The minimum ratio in potencies of two compounds evaluated in different runs that is statistically significant, i.e. that should be considered real change in potency. The Overall MSR is defined for a single run of each compound.

Optimization

The process of developing an assay (prior to validation) wherein the variables affecting the assay are elucidated (e.g., Antibody concentration, incubation time, wash cycles, etc.). This process is ideally carried out using a multi-variate factorial approach where the inter-dependence between multiple variables/parameters can be taken into account.

Orphan Receptor

A biological target that has a primary sequence suggesting it is a member of one of the super families of biological targets; however, no ligand for this “receptor” has been identified. Generally, it is the aim of the research effort to identify ligands for this “orphan” so that a protocol for a validated assay can be created.

Percent Recovery

The calibrated value of a standard or validation sample divided by its expected value (known concentration), expressed as a percentage.

Plate Format

Microtiter plate well density (e.g., 96-, 384- or 1536-well) and plate composition (e.g., clear bottom black or clear bottom polystyrene, etc.)

Potentiation

Many assays involve the addition of one or more concentrations of a test substance in the presence of a fixed concentration of the known active substance called the Reference Agonist. In this mode, if an increased stimulus is observed the test compound is deemed a potentiator. Potentiation is the response produced by the combination of substances minus the response produced by the specific concentration of Reference Agonist alone.

Precision

A quantitative measure (usually expressed as standard deviation, coefficient of variation, MSR) of the random variation between a series of measurements from multiple sampling of the same homogenous sample under the prescribed conditions.

Precision Profile

A plot of the variability of calibrated values (expressed as a CV) versus concentration of standard. It is used to judge the quality of a calibration curve in terms of the variability in the calibrated values. It also determines the working range of a calibration curve.

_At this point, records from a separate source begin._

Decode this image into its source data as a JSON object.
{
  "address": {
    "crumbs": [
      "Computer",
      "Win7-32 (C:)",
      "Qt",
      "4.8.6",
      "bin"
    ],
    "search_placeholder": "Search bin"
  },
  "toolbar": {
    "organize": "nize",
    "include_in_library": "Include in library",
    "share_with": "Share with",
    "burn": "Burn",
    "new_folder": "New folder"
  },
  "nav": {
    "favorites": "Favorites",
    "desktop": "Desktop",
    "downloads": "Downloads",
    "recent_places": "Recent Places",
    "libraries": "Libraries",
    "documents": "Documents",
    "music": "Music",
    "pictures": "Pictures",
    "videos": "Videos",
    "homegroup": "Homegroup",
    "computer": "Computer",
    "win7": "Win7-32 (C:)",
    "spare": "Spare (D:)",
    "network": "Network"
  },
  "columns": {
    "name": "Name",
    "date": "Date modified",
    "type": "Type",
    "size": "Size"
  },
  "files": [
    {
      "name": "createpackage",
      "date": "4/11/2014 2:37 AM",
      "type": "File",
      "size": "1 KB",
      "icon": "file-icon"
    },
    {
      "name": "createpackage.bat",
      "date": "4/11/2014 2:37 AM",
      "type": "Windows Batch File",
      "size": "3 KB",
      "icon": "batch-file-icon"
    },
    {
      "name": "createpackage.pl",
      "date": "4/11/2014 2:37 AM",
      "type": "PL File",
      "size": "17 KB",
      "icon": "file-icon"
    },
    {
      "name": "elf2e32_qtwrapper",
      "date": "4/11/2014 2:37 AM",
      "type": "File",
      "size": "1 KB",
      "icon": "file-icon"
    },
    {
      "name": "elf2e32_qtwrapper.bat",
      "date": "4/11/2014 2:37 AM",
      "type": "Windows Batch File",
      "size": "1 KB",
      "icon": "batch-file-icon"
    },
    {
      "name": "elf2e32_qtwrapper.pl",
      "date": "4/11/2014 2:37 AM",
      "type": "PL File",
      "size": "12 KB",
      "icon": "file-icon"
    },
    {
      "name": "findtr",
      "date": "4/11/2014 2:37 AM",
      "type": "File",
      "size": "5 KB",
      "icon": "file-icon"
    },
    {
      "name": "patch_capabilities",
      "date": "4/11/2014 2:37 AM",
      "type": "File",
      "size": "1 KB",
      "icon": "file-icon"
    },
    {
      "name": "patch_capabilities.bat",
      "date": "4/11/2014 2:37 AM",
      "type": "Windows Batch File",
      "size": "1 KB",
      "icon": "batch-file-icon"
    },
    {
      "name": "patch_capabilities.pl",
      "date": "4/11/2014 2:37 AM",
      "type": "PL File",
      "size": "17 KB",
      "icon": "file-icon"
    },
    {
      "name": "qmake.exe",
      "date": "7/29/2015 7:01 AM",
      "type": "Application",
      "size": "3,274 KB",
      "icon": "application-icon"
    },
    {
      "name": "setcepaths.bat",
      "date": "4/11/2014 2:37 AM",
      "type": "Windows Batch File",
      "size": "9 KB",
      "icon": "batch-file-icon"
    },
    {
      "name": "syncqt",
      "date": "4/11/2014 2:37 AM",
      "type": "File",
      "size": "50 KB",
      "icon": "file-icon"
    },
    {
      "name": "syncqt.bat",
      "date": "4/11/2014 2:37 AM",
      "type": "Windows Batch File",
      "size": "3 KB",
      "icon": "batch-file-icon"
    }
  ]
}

Production MSD (Minimum Significant Difference)

The minimum difference in efficacies of two compounds evaluated in different runs that is statistically significant, taking into account the number of runs routinely applied to all compounds in the assay. For example, if all compounds are routinely tested twice on separate days then the average of both runs will have greater precision than each individual run, and the Production MSD reflects this increased precision.

Production MSR (Minimum Significant Ratio)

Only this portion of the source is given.